Herbstreit is a specifically interesting example in that video games were brought up in this specific conversations as to why players just don’t care about the game as he did. In 2016, Herbstreit blamed Ed O’Bannon, who won a lawsuit related to the uncompensated use of his likeness and the likenesses of other athletes, for the loss of EA Sports’ annual college football video game.

“I’ve never met one player in college football that’s like: ‘They can’t use my name and likeness! I need to be paid!’ They’re just thrilled to be on the game,” Herbstreit said. “They love being on the game. It’s like the biggest highlight of their life, is to be on the game.”

In that Herbstreit had been the voice of EA’s game, perhaps we’re dealing with yet another conflict of interest.

“It was a great honor to be asked to go from playing the game to being on the game, and I would love to do that,” Herbstreit said a year ago. “I hope to get the opportunity when the game comes back,”

It’s also fundamentally interesting that Herbstreit has been very vocal about college athletes staying off social media.

“My recommendation in the future for all coaches – and I don’t know if you could control this – is get players away from social media; college players,” Herbstreit said in 2015. “Because what I find is it’s counterproductive.
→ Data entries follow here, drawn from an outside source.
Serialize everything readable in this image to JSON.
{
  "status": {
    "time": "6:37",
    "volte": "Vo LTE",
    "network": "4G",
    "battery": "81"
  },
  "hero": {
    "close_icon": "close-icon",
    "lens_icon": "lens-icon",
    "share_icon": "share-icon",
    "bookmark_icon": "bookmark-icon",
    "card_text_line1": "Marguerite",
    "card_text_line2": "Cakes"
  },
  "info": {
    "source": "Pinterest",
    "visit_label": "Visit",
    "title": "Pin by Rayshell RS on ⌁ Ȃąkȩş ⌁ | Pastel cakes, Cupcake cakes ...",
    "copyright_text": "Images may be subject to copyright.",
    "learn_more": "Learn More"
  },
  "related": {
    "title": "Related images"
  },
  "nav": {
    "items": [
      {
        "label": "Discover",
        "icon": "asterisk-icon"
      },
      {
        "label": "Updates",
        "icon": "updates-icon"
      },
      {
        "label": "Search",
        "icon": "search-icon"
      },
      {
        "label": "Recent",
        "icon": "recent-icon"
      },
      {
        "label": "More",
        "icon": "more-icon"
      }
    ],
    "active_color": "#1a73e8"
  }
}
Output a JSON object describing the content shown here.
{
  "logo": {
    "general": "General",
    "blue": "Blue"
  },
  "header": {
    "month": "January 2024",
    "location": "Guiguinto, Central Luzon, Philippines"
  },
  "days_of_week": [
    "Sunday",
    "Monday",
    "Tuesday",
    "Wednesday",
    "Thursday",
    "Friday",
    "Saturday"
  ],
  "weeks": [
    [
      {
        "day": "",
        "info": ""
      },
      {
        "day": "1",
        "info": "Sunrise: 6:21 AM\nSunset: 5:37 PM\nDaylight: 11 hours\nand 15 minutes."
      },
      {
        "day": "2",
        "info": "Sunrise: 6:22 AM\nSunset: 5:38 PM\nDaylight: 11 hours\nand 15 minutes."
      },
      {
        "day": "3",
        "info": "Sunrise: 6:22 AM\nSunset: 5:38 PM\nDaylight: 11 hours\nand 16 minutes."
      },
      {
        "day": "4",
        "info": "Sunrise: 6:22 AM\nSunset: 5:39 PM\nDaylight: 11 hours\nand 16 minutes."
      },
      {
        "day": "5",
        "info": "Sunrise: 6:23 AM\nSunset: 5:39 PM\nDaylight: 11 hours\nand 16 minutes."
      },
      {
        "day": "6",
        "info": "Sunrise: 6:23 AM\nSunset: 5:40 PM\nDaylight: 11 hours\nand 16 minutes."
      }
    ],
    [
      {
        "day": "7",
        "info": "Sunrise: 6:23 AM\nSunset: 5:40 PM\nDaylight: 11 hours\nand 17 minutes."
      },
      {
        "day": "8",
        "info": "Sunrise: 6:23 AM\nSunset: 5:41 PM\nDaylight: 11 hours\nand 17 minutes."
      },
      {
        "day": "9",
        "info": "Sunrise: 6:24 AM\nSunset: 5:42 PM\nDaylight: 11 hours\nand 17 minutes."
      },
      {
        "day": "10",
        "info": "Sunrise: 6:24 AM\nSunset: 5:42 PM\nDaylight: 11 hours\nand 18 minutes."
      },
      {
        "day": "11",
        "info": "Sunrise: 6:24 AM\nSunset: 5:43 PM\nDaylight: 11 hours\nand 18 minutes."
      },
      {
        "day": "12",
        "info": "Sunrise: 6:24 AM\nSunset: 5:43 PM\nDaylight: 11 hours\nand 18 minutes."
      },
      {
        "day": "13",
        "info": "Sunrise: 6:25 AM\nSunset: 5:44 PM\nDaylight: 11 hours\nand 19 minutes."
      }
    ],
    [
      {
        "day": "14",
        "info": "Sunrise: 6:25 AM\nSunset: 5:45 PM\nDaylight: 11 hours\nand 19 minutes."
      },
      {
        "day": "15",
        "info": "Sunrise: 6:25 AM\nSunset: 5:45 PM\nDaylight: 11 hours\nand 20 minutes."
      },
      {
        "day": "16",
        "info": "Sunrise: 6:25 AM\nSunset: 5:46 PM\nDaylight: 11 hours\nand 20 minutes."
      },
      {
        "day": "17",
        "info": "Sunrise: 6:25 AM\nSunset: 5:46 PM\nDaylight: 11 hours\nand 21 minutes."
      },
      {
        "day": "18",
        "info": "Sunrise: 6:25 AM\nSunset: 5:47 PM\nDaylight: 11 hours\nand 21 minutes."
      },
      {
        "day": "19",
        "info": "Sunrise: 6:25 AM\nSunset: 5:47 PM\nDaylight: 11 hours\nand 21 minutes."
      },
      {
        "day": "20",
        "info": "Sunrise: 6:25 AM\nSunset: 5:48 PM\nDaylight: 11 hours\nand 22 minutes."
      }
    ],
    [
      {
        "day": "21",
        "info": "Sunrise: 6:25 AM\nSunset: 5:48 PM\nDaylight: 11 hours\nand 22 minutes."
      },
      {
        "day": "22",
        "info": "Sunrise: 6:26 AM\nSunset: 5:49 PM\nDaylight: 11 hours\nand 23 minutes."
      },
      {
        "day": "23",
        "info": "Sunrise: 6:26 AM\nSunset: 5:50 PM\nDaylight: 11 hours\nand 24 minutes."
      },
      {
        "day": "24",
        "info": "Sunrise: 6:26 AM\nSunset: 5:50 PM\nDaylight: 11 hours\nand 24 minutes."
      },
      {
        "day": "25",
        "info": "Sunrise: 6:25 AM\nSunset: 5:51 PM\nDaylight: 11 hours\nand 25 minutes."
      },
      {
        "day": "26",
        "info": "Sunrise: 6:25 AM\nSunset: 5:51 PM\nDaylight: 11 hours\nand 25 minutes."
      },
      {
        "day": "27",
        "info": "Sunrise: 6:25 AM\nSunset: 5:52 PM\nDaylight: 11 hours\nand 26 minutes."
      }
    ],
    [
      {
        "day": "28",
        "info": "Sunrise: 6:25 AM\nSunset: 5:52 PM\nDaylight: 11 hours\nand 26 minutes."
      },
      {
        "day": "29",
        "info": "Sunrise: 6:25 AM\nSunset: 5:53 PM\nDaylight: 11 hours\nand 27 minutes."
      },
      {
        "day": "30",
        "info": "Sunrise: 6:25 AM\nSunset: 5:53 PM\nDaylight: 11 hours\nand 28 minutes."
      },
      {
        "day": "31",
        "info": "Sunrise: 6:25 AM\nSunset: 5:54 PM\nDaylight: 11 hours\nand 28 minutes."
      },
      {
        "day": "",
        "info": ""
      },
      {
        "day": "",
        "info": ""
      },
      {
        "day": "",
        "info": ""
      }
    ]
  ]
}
And I know it’s freedom of speech and you guys should get on this topic some time. And I don’t know how you’d control it. But I’ve never seen a team as active as Ohio State on social media and kind of going back-and-forth, whether it’s the fans, or media, or whatever it might be.

“You can say it doesn’t affect you, but at the end of the day it does. I would do everything in my power if I were a coach in today’s climate to say, ‘Hey guys, camp starts August 1 and your phones and social media, they get put on the sidelines until we’re done playing. You’re not going to engage. You’re not going to get involved. Because there’s nothing good that comes out of that.”

Is it possible that one reason Herbstreit would prefer college players to stay off social media is that they have one fewer outlet to defend themselves against blanket statements regarding their love of the game? Is it also possible that Herbstreit’s preference in this regard is due to a need for the NCAA to maintain its status quo?

Given the history, I’d say it’s entirely possible on both counts.

Kirk Herbstreit is one announcer on a major network. He does not inherently embody everything that’s wrong with college sports. But over the last few years, and especially at the turn of this New Year, he does seem to be the cartel’s most vocal mouthpiece.

And that’s yet another shame in college sports.